ALAMEDA CONSERVA TRADICIÓN FESTIVA
El investigador corroboró mediante los registros gráficos locales que la Alameda Zaragoza se mantiene desde aquella época como el punto de encuentro por excelencia para festejar los triunfos futbolísticos de la Selección Mexicana.
Durante el actual certamen del 2026, este espacio albergó las celebraciones multitudinarias de la ciudadanía tras las victorias obtenidas por el conjunto nacional frente a las escuadras de Corea, Chequia y Ecuador.
Sin embargo, la geografía de los festejos se modificó debido a que en 1986 el centro histórico representaba la única opción disponible para reunirse, mientras que la colonia República marcaba prácticamente los límites de la ciudad.
“La Alameda sí fue protagonista. Lo que la gente hacía era buscar reunirse, yo creo que eso es algo que nos une a todos, estemos en Saltillo, estemos en Zacatecas o estemos en Veracruz. El querer compartir euforia, pero de manera colectiva”, afirmó Del Bosque.

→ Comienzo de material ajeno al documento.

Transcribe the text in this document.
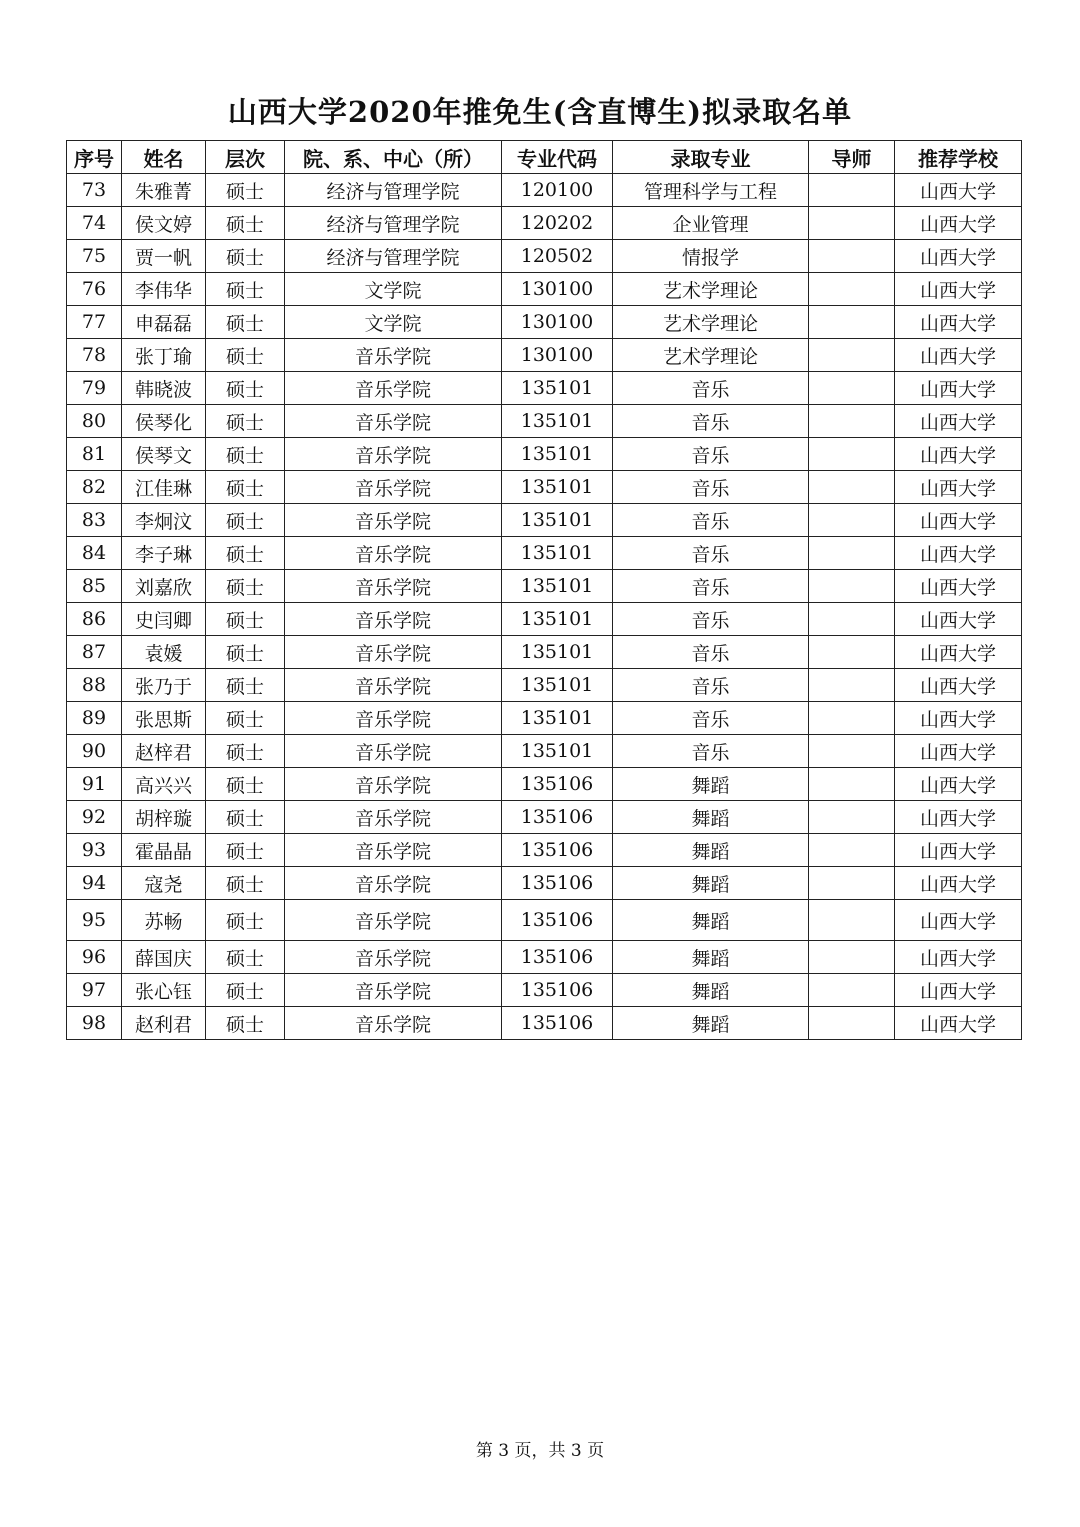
山西大学2020年推免生(含直博生)拟录取名单
序号	姓名	层次	院、系、中心（所）	专业代码	录取专业	导师	推荐学校
73	朱雅菁	硕士	经济与管理学院	120100	管理科学与工程		山西大学
74	侯文婷	硕士	经济与管理学院	120202	企业管理		山西大学
75	贾一帆	硕士	经济与管理学院	120502	情报学		山西大学
76	李伟华	硕士	文学院	130100	艺术学理论		山西大学
77	申磊磊	硕士	文学院	130100	艺术学理论		山西大学
78	张丁瑜	硕士	音乐学院	130100	艺术学理论		山西大学
79	韩晓波	硕士	音乐学院	135101	音乐		山西大学
80	侯琴化	硕士	音乐学院	135101	音乐		山西大学
81	侯琴文	硕士	音乐学院	135101	音乐		山西大学
82	江佳琳	硕士	音乐学院	135101	音乐		山西大学
83	李炯汶	硕士	音乐学院	135101	音乐		山西大学
84	李子琳	硕士	音乐学院	135101	音乐		山西大学
85	刘嘉欣	硕士	音乐学院	135101	音乐		山西大学
86	史闫卿	硕士	音乐学院	135101	音乐		山西大学
87	袁媛	硕士	音乐学院	135101	音乐		山西大学
88	张乃于	硕士	音乐学院	135101	音乐		山西大学
89	张思斯	硕士	音乐学院	135101	音乐		山西大学
90	赵梓君	硕士	音乐学院	135101	音乐		山西大学
91	高兴兴	硕士	音乐学院	135106	舞蹈		山西大学
92	胡梓璇	硕士	音乐学院	135106	舞蹈		山西大学
93	霍晶晶	硕士	音乐学院	135106	舞蹈		山西大学
94	寇尧	硕士	音乐学院	135106	舞蹈		山西大学
95	苏畅	硕士	音乐学院	135106	舞蹈		山西大学
96	薛国庆	硕士	音乐学院	135106	舞蹈		山西大学
97	张心钰	硕士	音乐学院	135106	舞蹈		山西大学
98	赵利君	硕士	音乐学院	135106	舞蹈		山西大学
第 3 页，共 3 页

TECNOLOGÍA CAMBIA LA INFORMACIÓN
La dinámica de la información periodística y la cultura popular también evidencian una marcada evolución impulsada por la llegada de los dispositivos digitales y las plataformas de redes sociales en el siglo XXI.
A diferencia de la cobertura hegemónica y vigilada que ejercía la televisión analógica en los años ochenta, los espectadores contemporáneos poseen las herramientas necesarias para generar sus propios materiales en tiempo real.
“La gran diferencia de hace 40 años a hoy es que ahora el observador hace su propio contenido para otros observadores y ahora es el aparato mediático el que se nutre de ese contenido para poder generar su nota”, señaló el autor.
El entorno social cambió de una comunidad pacífica y conservadora en la que se escuchaba el tren a las nueve de la noche a una zona metropolitana globalizada que supera el millón de habitantes.
Este crecimiento urbano propicia dinámicas multiculturales ligadas al sector industrial, donde la población local convive diariamente con familias de origen alemán y coreano que han establecido sus raíces en el municipio.